During an interview, one of Gerald Ford’s boys told a reporter that the greatest gift his father had given him was his faith in Jesus Christ. It wasn’t a minister or a Bible school teacher; it was his dad, who saw to it that his son would be spiritually prepared for life.

Interesting it is to contemplate what Ford would have said about the above middle school girls’ performance. I think he would have first shaken his head, then marched to the principal’s office to withdraw his children from what old-fashioned Christian parents would have described as “occasions of sin.” Occasions of sin, we might suspect, for the adults, who failed to protect their children from experiences beyond their years.
Thank you, President Ford, for teaching by example that decency was and is a Boy Scout promise to protect our young people, the elderly, the vulnerable among us. It’s not too late to give childhood back to our children.

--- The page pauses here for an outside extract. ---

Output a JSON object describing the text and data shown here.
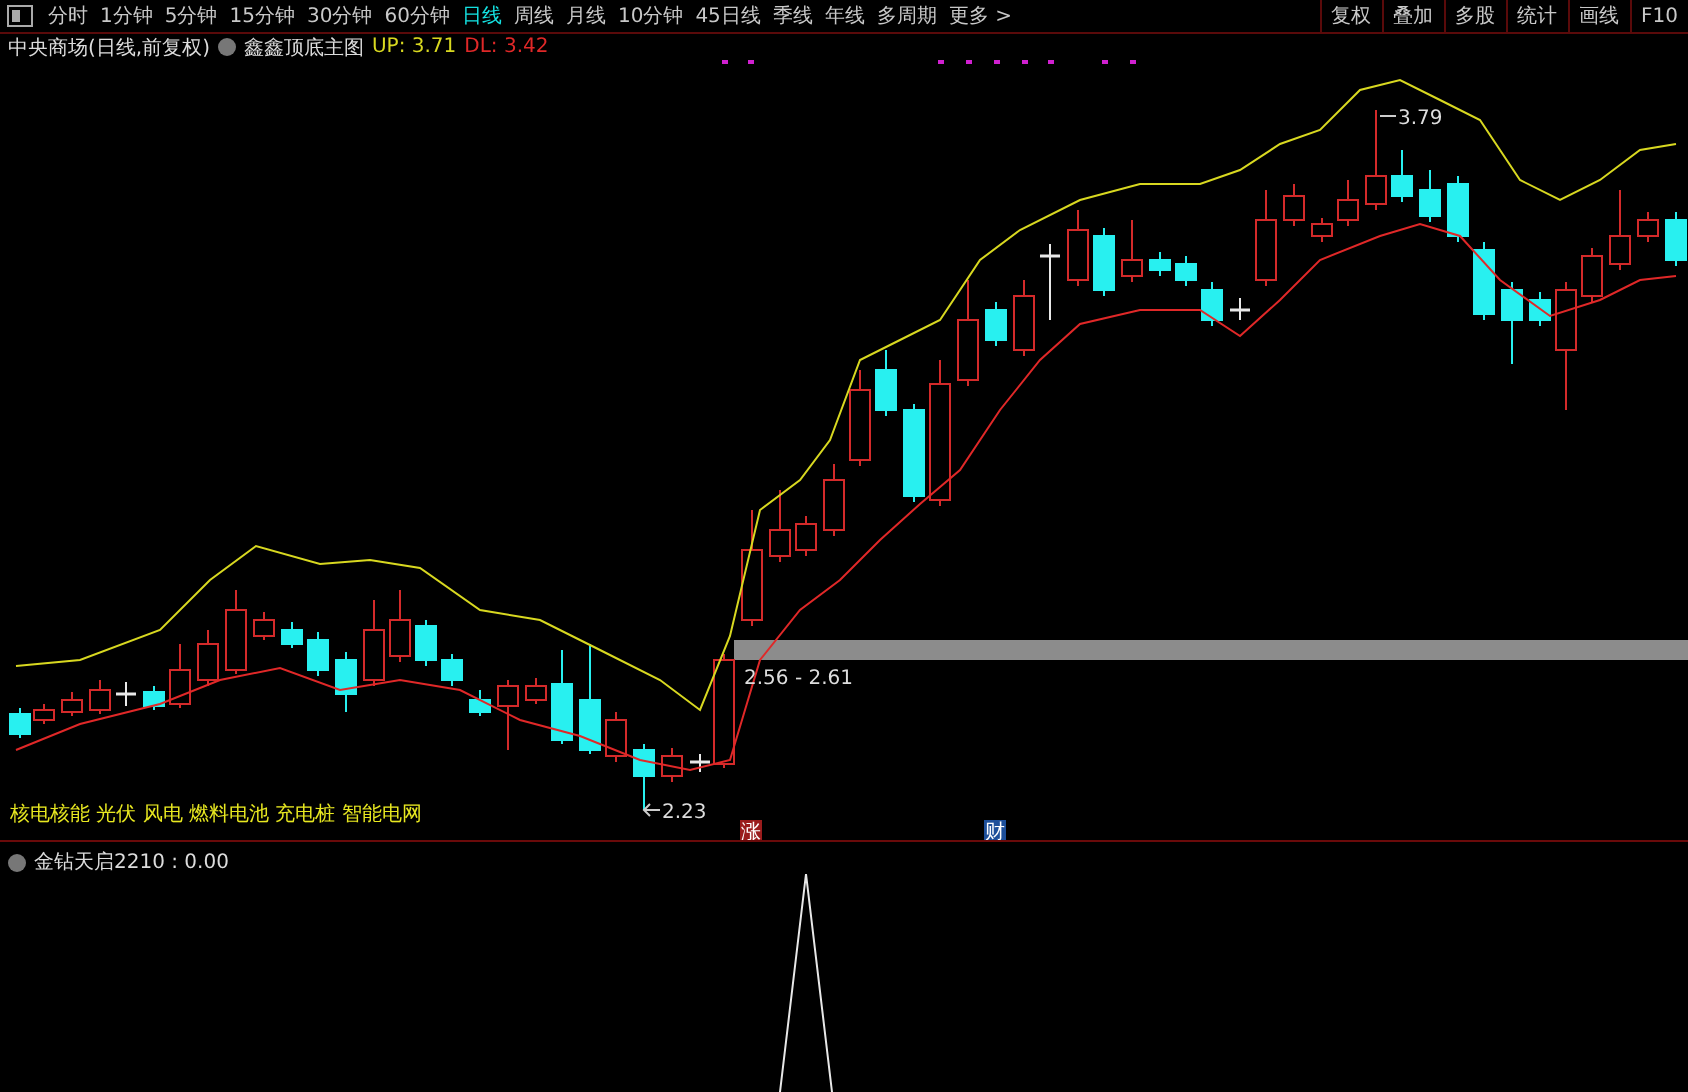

On January 4, The New York Times ran a four-column black- and- white photo of pilgrims making their way across the bridge, along a grassy area, and up a winding path to the Gerald Ford’s Presidential Museum in Grand Rapids, Michigan, among the 57,000 who came to pay their respect to the man who believed in the goodness of the people he had served so well.

It is a testament to his love of family that when Betty began anew her life of sobriety, he, too, gave up every form of liquor, whether he was with her or with friends at a bar after a game of golf. Such devotion tells us a great deal about the love of this husband for his wife, who, also, stood faithfully and lovingly by his side until death did they part. Or perhaps, just perhaps, they haven’t been parted after all, love being what it is.

God be with you, Mr. President, with your Betty and family, and with us, your grateful fellow Americans. You have done us proud.Amen.